17 Açıkçası, "Meryem'in oğlu Mesih Allah'tır" diyenler kâfir olmuşlardır. Söyle onlara: "Eğer Allah, Meryem'in oğlu Mesih'i, annesini ve yeryüzünde bulunanların hepsini yok etmek isterse buna kim engel olabilir?" Bütün göklerin, yerin ve arasındakilerin mülkiyeti Allah'ındır. İstediğini yaratır, Allah her şeye gücü yetendir.
18 Yine Yahudiler ve Hıristiyanlar, "biz Allah'ın oğulları ve sevgilileriyiz" deyip duruyorlar. Söyle onlara: "Öyleyse günahlarınıza karşılık sizi de cezalandıracak olmasının sebebi nedir? Çünkü siz de onun yarattıklarından bir beşersiniz. O layık gördüğünü affeder, müstahak gördüğünü ise cezalandırır. Göklerin, yerin ve arasındakilerin mülkiyeti Allah'ındır. Dönüp dolaşıp O'na varacaksınız."

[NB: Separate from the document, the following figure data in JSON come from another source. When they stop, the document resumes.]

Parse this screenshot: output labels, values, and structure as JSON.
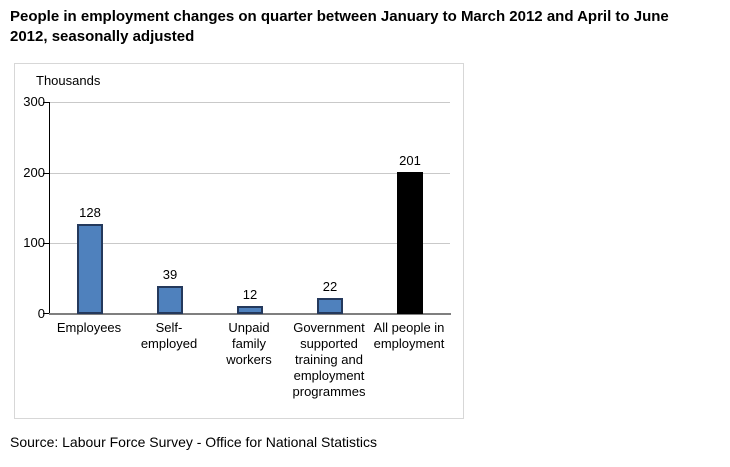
{
  "title": {
    "lines": [
      "People in employment changes on quarter between January to March 2012 and April to June",
      "2012, seasonally adjusted"
    ]
  },
  "source": "Source: Labour Force Survey - Office for National Statistics",
  "chart_data": {
    "type": "bar",
    "title": "People in employment changes on quarter between January to March 2012 and April to June 2012, seasonally adjusted",
    "unit_label": "Thousands",
    "categories": [
      "Employees",
      "Self-employed",
      "Unpaid family workers",
      "Government supported training and employment programmes",
      "All people in employment"
    ],
    "category_label_lines": [
      [
        "Employees"
      ],
      [
        "Self-",
        "employed"
      ],
      [
        "Unpaid",
        "family",
        "workers"
      ],
      [
        "Government",
        "supported",
        "training and",
        "employment",
        "programmes"
      ],
      [
        "All people in",
        "employment"
      ]
    ],
    "values": [
      128,
      39,
      12,
      22,
      201
    ],
    "data_labels": [
      "128",
      "39",
      "12",
      "22",
      "201"
    ],
    "bar_colors": [
      "#4f81bd",
      "#4f81bd",
      "#4f81bd",
      "#4f81bd",
      "#000000"
    ],
    "bar_border_colors": [
      "#24395c",
      "#24395c",
      "#24395c",
      "#24395c",
      "#000000"
    ],
    "xlabel": "",
    "ylabel": "Thousands",
    "ylim": [
      0,
      300
    ],
    "yticks": [
      0,
      100,
      200,
      300
    ],
    "grid": true,
    "legend": false,
    "colors": {
      "gridline": "#c9c9c9",
      "axis_line": "#000000",
      "baseline": "#7f7f7f",
      "frame_border": "#d7d7d7",
      "text": "#000000"
    }
  }
}
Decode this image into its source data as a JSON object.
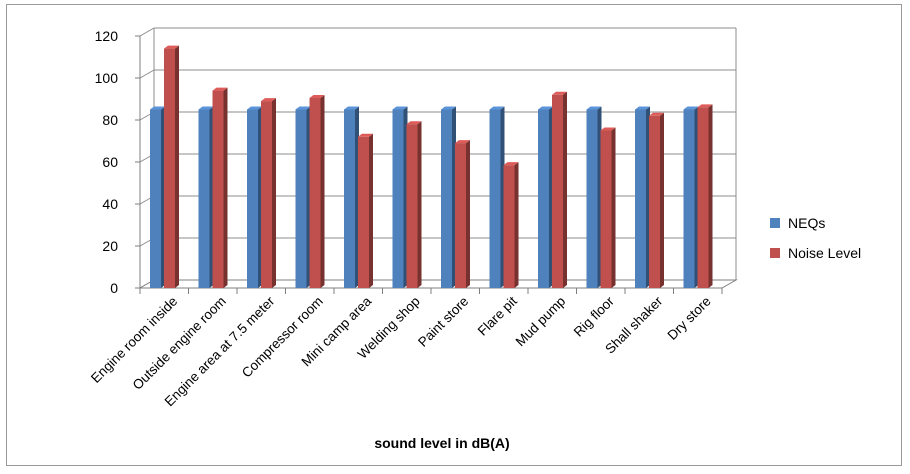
{
  "chart_data": {
    "type": "bar",
    "title": "",
    "xlabel": "sound level in dB(A)",
    "ylabel": "",
    "ylim": [
      0,
      120
    ],
    "yticks": [
      0,
      20,
      40,
      60,
      80,
      100,
      120
    ],
    "grid": true,
    "legend_position": "right",
    "categories": [
      "Engine room inside",
      "Outside engine room",
      "Engine area at 7.5 meter",
      "Compressor room",
      "Mini camp area",
      "Welding shop",
      "Paint store",
      "Flare pit",
      "Mud pump",
      "Rig floor",
      "Shall shaker",
      "Dry store"
    ],
    "series": [
      {
        "name": "NEQs",
        "color": "#4f81bd",
        "values": [
          85,
          85,
          85,
          85,
          85,
          85,
          85,
          85,
          85,
          85,
          85,
          85
        ]
      },
      {
        "name": "Noise Level",
        "color": "#c0504d",
        "values": [
          114,
          94,
          89,
          90.5,
          72,
          78,
          69,
          58.5,
          92,
          75,
          82,
          86
        ]
      }
    ]
  }
}
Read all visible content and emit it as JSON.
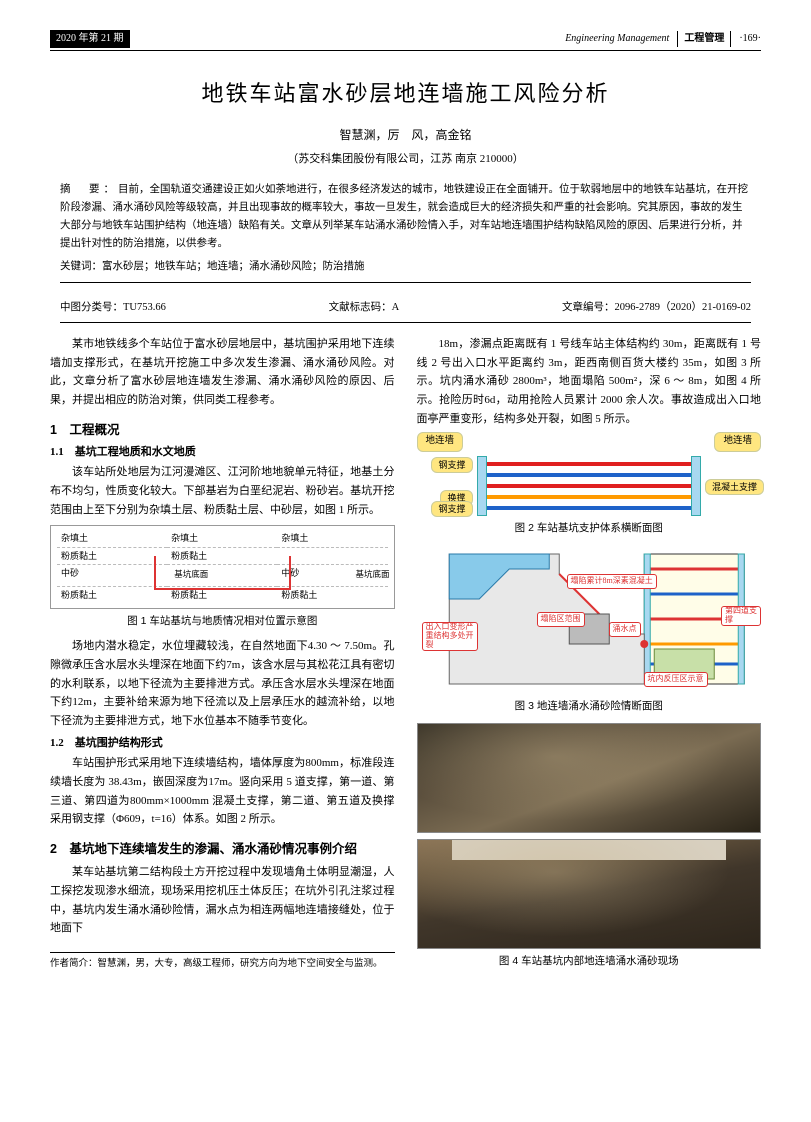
{
  "header": {
    "issue": "2020 年第 21 期",
    "category_en": "Engineering Management",
    "category_cn": "工程管理",
    "page_no": "·169·"
  },
  "title": "地铁车站富水砂层地连墙施工风险分析",
  "authors": "智慧渊，厉　风，高金铭",
  "affiliation": "（苏交科集团股份有限公司，江苏  南京  210000）",
  "abstract_label": "摘　要：",
  "abstract_text": "目前，全国轨道交通建设正如火如荼地进行，在很多经济发达的城市，地铁建设正在全面铺开。位于软弱地层中的地铁车站基坑，在开挖阶段渗漏、涌水涌砂风险等级较高，并且出现事故的概率较大，事故一旦发生，就会造成巨大的经济损失和严重的社会影响。究其原因，事故的发生大部分与地铁车站围护结构（地连墙）缺陷有关。文章从列举某车站涌水涌砂险情入手，对车站地连墙围护结构缺陷风险的原因、后果进行分析，并提出针对性的防治措施，以供参考。",
  "keywords_label": "关键词：",
  "keywords_text": "富水砂层；地铁车站；地连墙；涌水涌砂风险；防治措施",
  "meta": {
    "clc_label": "中图分类号：",
    "clc": "TU753.66",
    "doc_code_label": "文献标志码：",
    "doc_code": "A",
    "article_no_label": "文章编号：",
    "article_no": "2096-2789（2020）21-0169-02"
  },
  "left": {
    "intro": "某市地铁线多个车站位于富水砂层地层中，基坑围护采用地下连续墙加支撑形式，在基坑开挖施工中多次发生渗漏、涌水涌砂风险。对此，文章分析了富水砂层地连墙发生渗漏、涌水涌砂风险的原因、后果，并提出相应的防治对策，供同类工程参考。",
    "s1": "1　工程概况",
    "s1_1": "1.1　基坑工程地质和水文地质",
    "p1": "该车站所处地层为江河漫滩区、江河阶地地貌单元特征，地基土分布不均匀，性质变化较大。下部基岩为白垩纪泥岩、粉砂岩。基坑开挖范围由上至下分别为杂填土层、粉质黏土层、中砂层，如图 1 所示。",
    "fig1_caption": "图 1  车站基坑与地质情况相对位置示意图",
    "p2": "场地内潜水稳定，水位埋藏较浅，在自然地面下4.30 ～ 7.50m。孔隙微承压含水层水头埋深在地面下约7m，该含水层与其松花江具有密切的水利联系，以地下径流为主要排泄方式。承压含水层水头埋深在地面下约12m，主要补给来源为地下径流以及上层承压水的越流补给，以地下径流为主要排泄方式，地下水位基本不随季节变化。",
    "s1_2": "1.2　基坑围护结构形式",
    "p3": "车站围护形式采用地下连续墙结构，墙体厚度为800mm，标准段连续墙长度为 38.43m，嵌固深度为17m。竖向采用 5 道支撑，第一道、第三道、第四道为800mm×1000mm 混凝土支撑，第二道、第五道及换撑采用钢支撑（Φ609，t=16）体系。如图 2 所示。",
    "s2": "2　基坑地下连续墙发生的渗漏、涌水涌砂情况事例介绍",
    "p4": "某车站基坑第二结构段土方开挖过程中发现墙角土体明显潮湿，人工探挖发现渗水细流，现场采用挖机压土体反压；在坑外引孔注浆过程中，基坑内发生涌水涌砂险情，漏水点为相连两幅地连墙接缝处，位于地面下",
    "author_note_label": "作者简介：",
    "author_note": "智慧渊，男，大专，高级工程师，研究方向为地下空间安全与监测。"
  },
  "right": {
    "p1": "18m，渗漏点距离既有 1 号线车站主体结构约 30m，距离既有 1 号线 2 号出入口水平距离约 3m，距西南侧百货大楼约 35m，如图 3 所示。坑内涌水涌砂 2800m³，地面塌陷 500m²，深 6 ～ 8m，如图 4 所示。抢险历时6d，动用抢险人员累计 2000 余人次。事故造成出入口地面亭严重变形，结构多处开裂，如图 5 所示。",
    "fig2": {
      "caption": "图 2  车站基坑支护体系横断面图",
      "wall_left": "地连墙",
      "wall_right": "地连墙",
      "struts": [
        {
          "label": "钢支撑",
          "side": "left",
          "color": "#e02020",
          "type": "concrete"
        },
        {
          "label": "",
          "side": "",
          "color": "#1e62c9",
          "type": "steel"
        },
        {
          "label": "混凝土支撑",
          "side": "right",
          "color": "#e02020",
          "type": "concrete"
        },
        {
          "label": "换撑",
          "side": "left",
          "color": "#ff9a00",
          "type": "steel"
        },
        {
          "label": "钢支撑",
          "side": "left",
          "color": "#1e62c9",
          "type": "steel"
        }
      ]
    },
    "fig3": {
      "caption": "图 3  地连墙涌水涌砂险情断面图",
      "tags": {
        "fill": "塌陷累计8m深素混凝土",
        "zone": "塌陷区范围",
        "entrance": "出入口变形严重结构多处开裂",
        "leak": "涌水点",
        "counter": "坑内反压区示意",
        "strut4": "第四道支撑"
      }
    },
    "fig4_caption": "图 4  车站基坑内部地连墙涌水涌砂现场"
  },
  "fig1_layers": {
    "l1": "杂填土",
    "l2": "粉质黏土",
    "l3": "中砂",
    "l4": "基坑底面",
    "l5": "粉质黏土"
  }
}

19 Ey kitap verilenler! Herhangi bir peygamberin gelmediği çağların ardından, "bizi müjdeleyecek ve uyandıracak hiç kimse gelmedi" demeyesiniz diye peygamberimiz geldi. Sizi müjdeleyen ve uyanışa çağıran peygamber geldi işte. Çünkü Allah'ın her şeye gücü yeter.
20 Bir zamanlar Musa halkına: "Ey halkım! Allah'ın size verdiği nimeti düşünün. Çünkü O, içinizden elçiler gönderdi, sizi hükümdarlar yaptı ve dünyada kimseye vermediğini size verdi."
21 "Ey halkım! Allah'ın size yazdığı kutlu ülkeye girin ve gerisin geri dönmeyin. Aksi halde kaybeder, perişan olursunuz" demişti.